Looking
Figures gathering on a busy street. A tenth of a second. A woman moved through the front of frame while the shutter was open. A record of movement.
A comment arrived under it, parroting what had been captioned.
The image has no exclamation points. It was made in silence, on a Spanish street in the spring. The comment wasn't generated from genuine interest. It wasn't even generated by an actual person. Time was spent making it. None was spent looking.
In the gallery, there is a physical version of this. People who move through at a pace that's immediately transparent. A second, maybe two per piece. Eyes scan, feet keep moving. The work is clocked as present without being received.
Some works on those walls were made slowly. Some in sessions lasting three or four hours. The time is in the work, materially. The pace at which people then pass through the room is its own kind of statement about what looking costs.
The difference between looking and not looking is legible. A response that came from looking has something specific in it: a named detail, a part of the frame, a question that only makes sense after actually attending to what the image is doing. A response produced without looking has none of that. It arrives complete, enthusiastic, already finished before the looking could have happened. The enthusiasm gives it away. Genuine engagement with this kind of work tends to arrive uncertain, working something out, rather than already knowing how it feels.

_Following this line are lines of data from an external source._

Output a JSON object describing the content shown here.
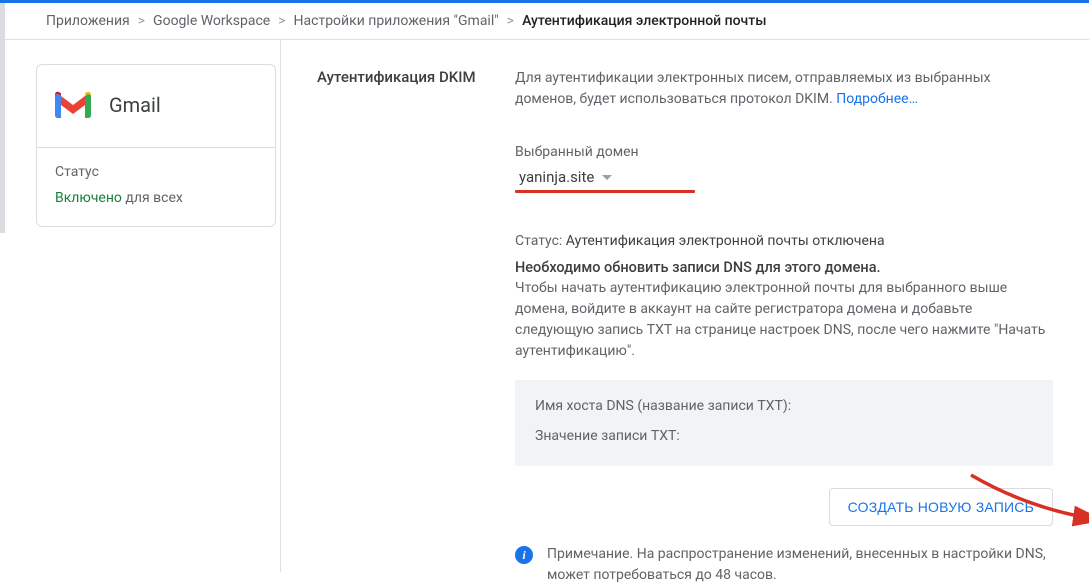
{
  "breadcrumb": {
    "items": [
      "Приложения",
      "Google Workspace",
      "Настройки приложения \"Gmail\""
    ],
    "current": "Аутентификация электронной почты"
  },
  "sidebar": {
    "app_name": "Gmail",
    "status_label": "Статус",
    "status_value": "Включено",
    "status_suffix": "для всех"
  },
  "section": {
    "title": "Аутентификация DKIM",
    "description": "Для аутентификации электронных писем, отправляемых из выбранных доменов, будет использоваться протокол DKIM. ",
    "learn_more": "Подробнее…"
  },
  "domain": {
    "label": "Выбранный домен",
    "selected": "yaninja.site"
  },
  "status": {
    "prefix": "Статус: ",
    "value": "Аутентификация электронной почты отключена",
    "headline": "Необходимо обновить записи DNS для этого домена.",
    "paragraph": "Чтобы начать аутентификацию электронной почты для выбранного выше домена, войдите в аккаунт на сайте регистратора домена и добавьте следующую запись TXT на странице настроек DNS, после чего нажмите \"Начать аутентификацию\"."
  },
  "dns": {
    "host_label": "Имя хоста DNS (название записи TXT):",
    "value_label": "Значение записи TXT:"
  },
  "button": {
    "create": "СОЗДАТЬ НОВУЮ ЗАПИСЬ"
  },
  "note": {
    "text": "Примечание. На распространение изменений, внесенных в настройки DNS, может потребоваться до 48 часов."
  }
}
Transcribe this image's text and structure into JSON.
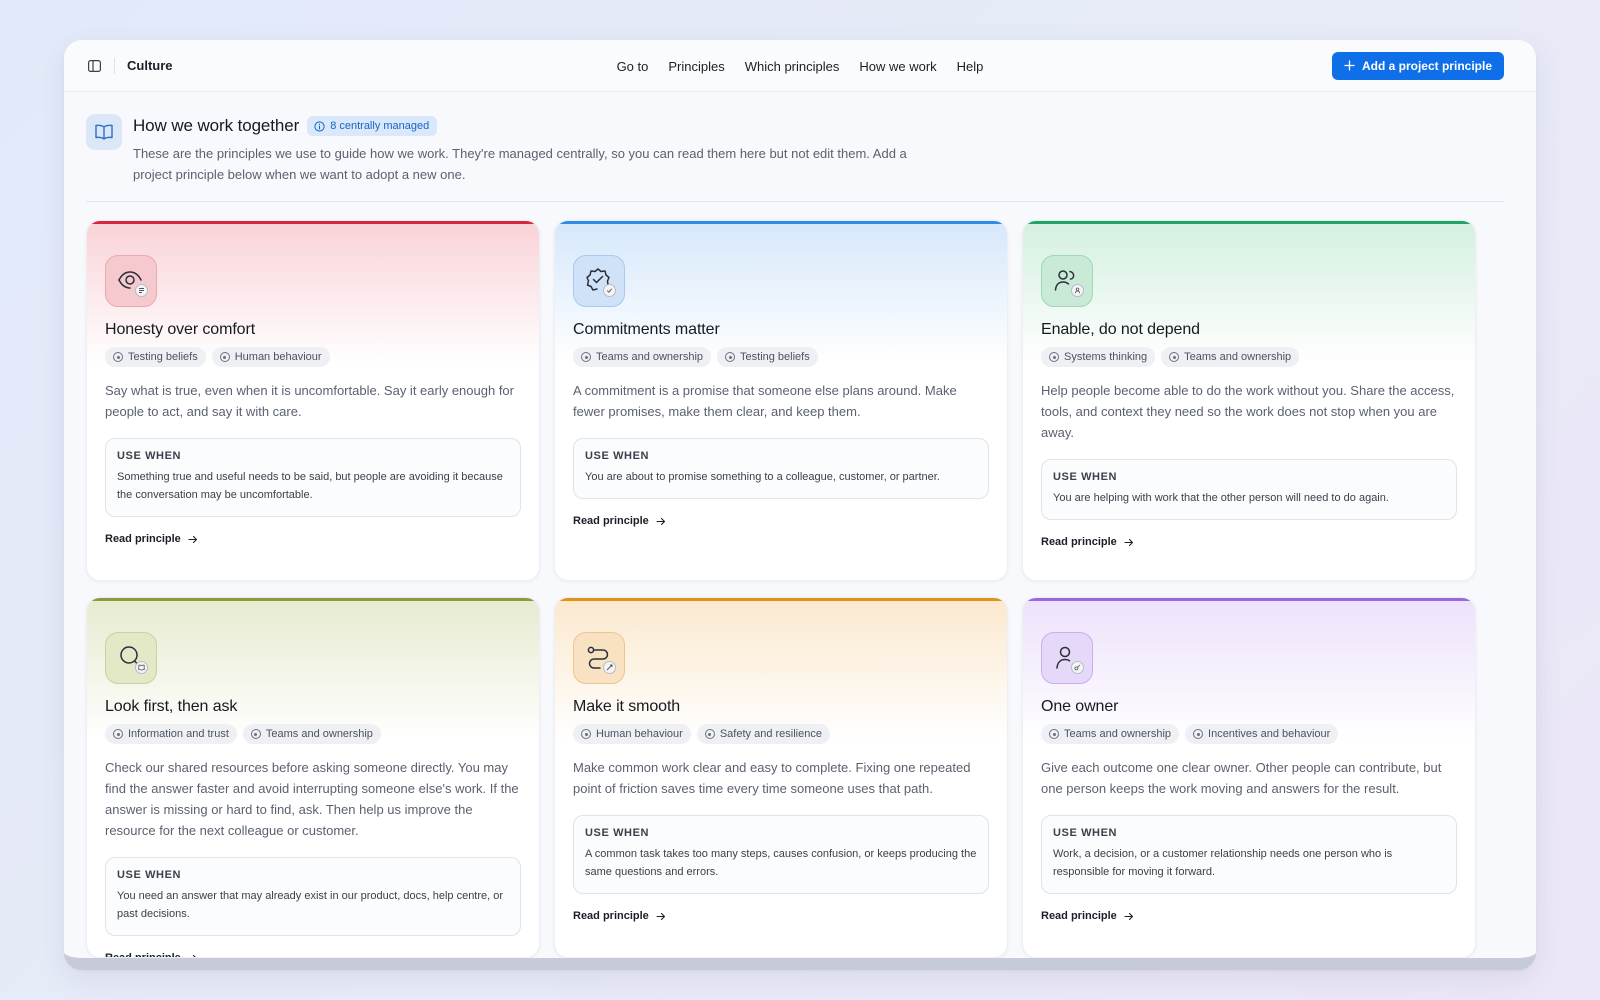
{
  "app": {
    "title": "Culture"
  },
  "nav": [
    "Go to",
    "Principles",
    "Which principles",
    "How we work",
    "Help"
  ],
  "actions": {
    "add_label": "Add a project principle"
  },
  "header": {
    "title": "How we work together",
    "badge": "8 centrally managed",
    "description": "These are the principles we use to guide how we work. They're managed centrally, so you can read them here but not edit them. Add a project principle below when we want to adopt a new one."
  },
  "colors": {
    "accent": "#0f6fe8",
    "red": "#d7263d",
    "blue": "#2f8ce6",
    "green": "#1fa466",
    "olive": "#8c9a3c",
    "orange": "#e0921a",
    "purple": "#9b66e0"
  },
  "use_when_label": "USE WHEN",
  "read_label": "Read principle",
  "cards": [
    {
      "title": "Honesty over comfort",
      "icon": "eye-message-icon",
      "tags": [
        "Testing beliefs",
        "Human behaviour"
      ],
      "description": "Say what is true, even when it is uncomfortable. Say it early enough for people to act, and say it with care.",
      "use_when": "Something true and useful needs to be said, but people are avoiding it because the conversation may be uncomfortable."
    },
    {
      "title": "Commitments matter",
      "icon": "badge-check-icon",
      "tags": [
        "Teams and ownership",
        "Testing beliefs"
      ],
      "description": "A commitment is a promise that someone else plans around. Make fewer promises, make them clear, and keep them.",
      "use_when": "You are about to promise something to a colleague, customer, or partner."
    },
    {
      "title": "Enable, do not depend",
      "icon": "users-icon",
      "tags": [
        "Systems thinking",
        "Teams and ownership"
      ],
      "description": "Help people become able to do the work without you. Share the access, tools, and context they need so the work does not stop when you are away.",
      "use_when": "You are helping with work that the other person will need to do again."
    },
    {
      "title": "Look first, then ask",
      "icon": "search-book-icon",
      "tags": [
        "Information and trust",
        "Teams and ownership"
      ],
      "description": "Check our shared resources before asking someone directly. You may find the answer faster and avoid interrupting someone else's work. If the answer is missing or hard to find, ask. Then help us improve the resource for the next colleague or customer.",
      "use_when": "You need an answer that may already exist in our product, docs, help centre, or past decisions."
    },
    {
      "title": "Make it smooth",
      "icon": "route-icon",
      "tags": [
        "Human behaviour",
        "Safety and resilience"
      ],
      "description": "Make common work clear and easy to complete. Fixing one repeated point of friction saves time every time someone uses that path.",
      "use_when": "A common task takes too many steps, causes confusion, or keeps producing the same questions and errors."
    },
    {
      "title": "One owner",
      "icon": "user-key-icon",
      "tags": [
        "Teams and ownership",
        "Incentives and behaviour"
      ],
      "description": "Give each outcome one clear owner. Other people can contribute, but one person keeps the work moving and answers for the result.",
      "use_when": "Work, a decision, or a customer relationship needs one person who is responsible for moving it forward."
    }
  ]
}
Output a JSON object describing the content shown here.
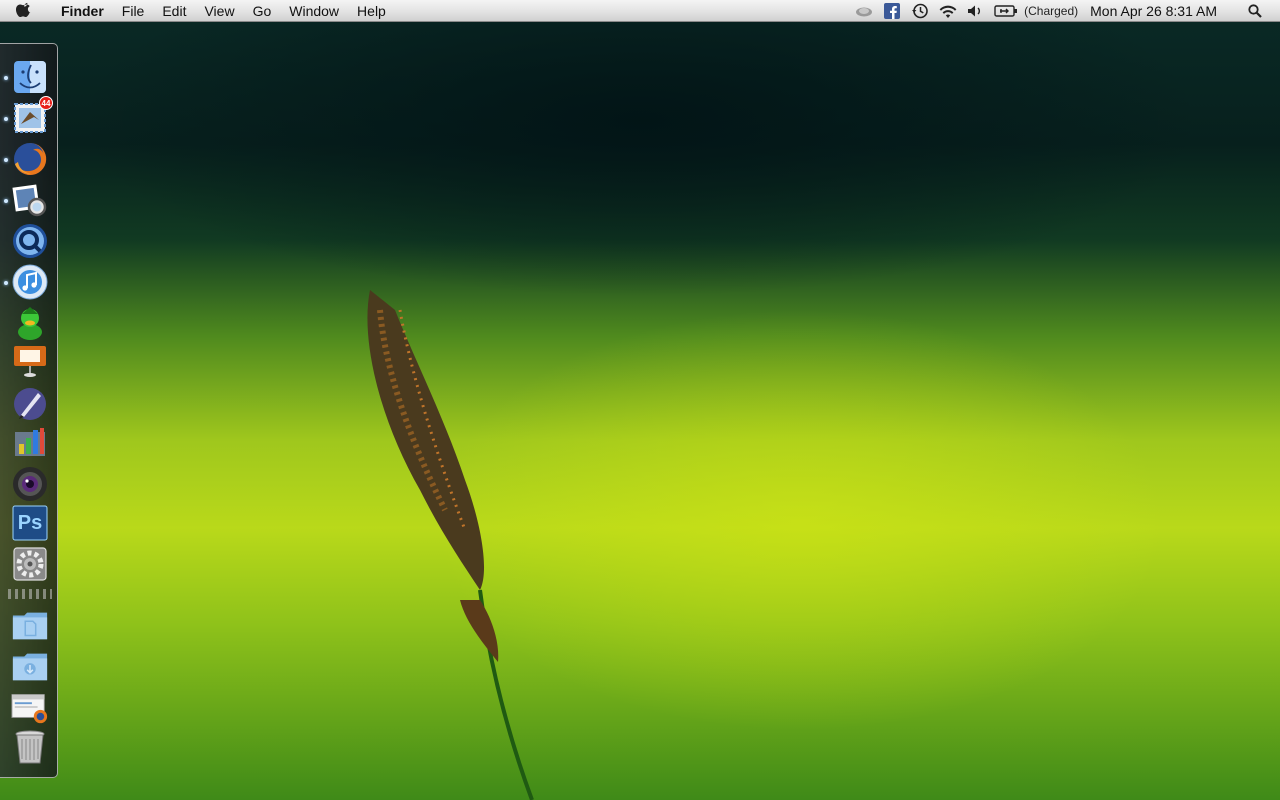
{
  "menubar": {
    "app_name": "Finder",
    "menus": [
      "File",
      "Edit",
      "View",
      "Go",
      "Window",
      "Help"
    ],
    "battery_status": "(Charged)",
    "clock": "Mon Apr 26  8:31 AM",
    "status_icons": [
      "cloud-icon",
      "facebook-icon",
      "time-machine-icon",
      "wifi-icon",
      "volume-icon",
      "battery-icon",
      "spotlight-icon"
    ]
  },
  "dock": {
    "items": [
      {
        "name": "finder",
        "running": true
      },
      {
        "name": "mail",
        "running": true,
        "badge": "44"
      },
      {
        "name": "firefox",
        "running": true
      },
      {
        "name": "preview",
        "running": true
      },
      {
        "name": "quicktime",
        "running": false
      },
      {
        "name": "itunes",
        "running": true
      },
      {
        "name": "adium",
        "running": false
      },
      {
        "name": "keynote",
        "running": false
      },
      {
        "name": "pen-app",
        "running": false
      },
      {
        "name": "numbers",
        "running": false
      },
      {
        "name": "photo-booth",
        "running": false
      },
      {
        "name": "photoshop",
        "running": false,
        "label": "Ps"
      },
      {
        "name": "system-preferences",
        "running": false
      },
      {
        "name": "documents-folder",
        "running": false
      },
      {
        "name": "downloads-folder",
        "running": false
      },
      {
        "name": "web-document",
        "running": false
      },
      {
        "name": "trash",
        "running": false
      }
    ]
  },
  "colors": {
    "menubar_top": "#f4f4f4",
    "wallpaper_dark": "#07201d",
    "wallpaper_green": "#b9d91a"
  }
}
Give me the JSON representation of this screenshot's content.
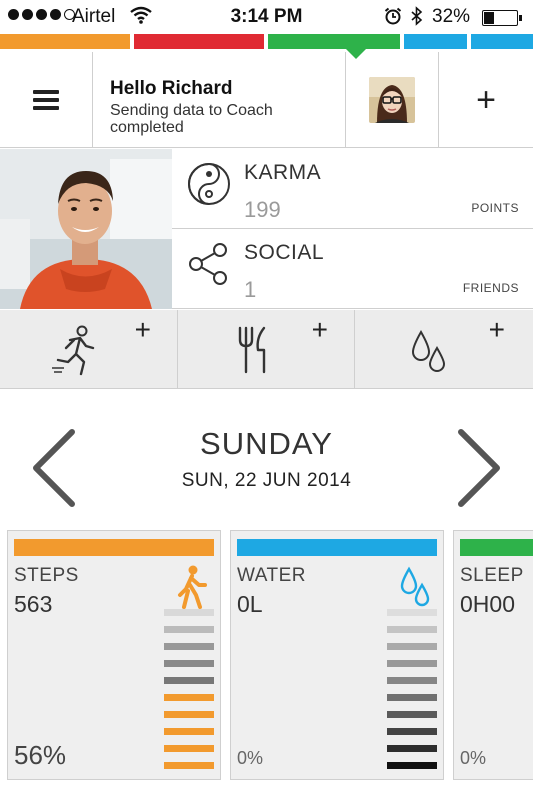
{
  "status_bar": {
    "carrier": "Airtel",
    "time": "3:14 PM",
    "battery": "32%",
    "battery_level": 0.32,
    "signal_bars": 4
  },
  "colors": {
    "orange": "#f29a2e",
    "red": "#e02a33",
    "green": "#2eb24a",
    "blue": "#1ea8e3"
  },
  "header": {
    "title": "Hello Richard",
    "subtitle": "Sending data to Coach completed"
  },
  "karma": {
    "label": "KARMA",
    "value": "199",
    "unit": "POINTS",
    "icon": "yin-yang-icon"
  },
  "social": {
    "label": "SOCIAL",
    "value": "1",
    "unit": "FRIENDS",
    "icon": "share-icon"
  },
  "quick_add": [
    {
      "icon": "running-icon",
      "plus": "+"
    },
    {
      "icon": "fork-knife-icon",
      "plus": "+"
    },
    {
      "icon": "water-drops-icon",
      "plus": "+"
    }
  ],
  "day": {
    "name": "SUNDAY",
    "date": "SUN, 22 JUN 2014"
  },
  "cards": [
    {
      "title": "STEPS",
      "value": "563",
      "percent": "56%",
      "color": "#f29a2e",
      "icon": "walking-icon"
    },
    {
      "title": "WATER",
      "value": "0L",
      "percent": "0%",
      "color": "#1ea8e3",
      "icon": "water-drops-icon"
    },
    {
      "title": "SLEEP",
      "value": "0H00",
      "percent": "0%",
      "color": "#2eb24a",
      "icon": "sleep-icon"
    }
  ],
  "plus_symbol": "+"
}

The practice is built on the former kind of attention. The sustained, slightly inconvenient kind that requires standing still long enough to notice something. The angle of light on a particular surface, the way a figure in motion leaves a different mark than one standing still. It’s what the camera requires when I raise it, and what the charcoal requires on paper: genuine attention to what’s there, not a response to a category. It's what I would like to have come back.
When it doesn’t, the gap is obvious. The comment says something happened. The work shows what was actually there.
I’ve started removing these comments. And blocking accounts that only follow to be followed back. I know what these look like. The pattern has its own legibility. The generic comment under the most recent post, the engagement bombing, the disengagement after they have reeled someone in. The tells are many, the intuition is the same.
I made the work in silence. I'll keep it there.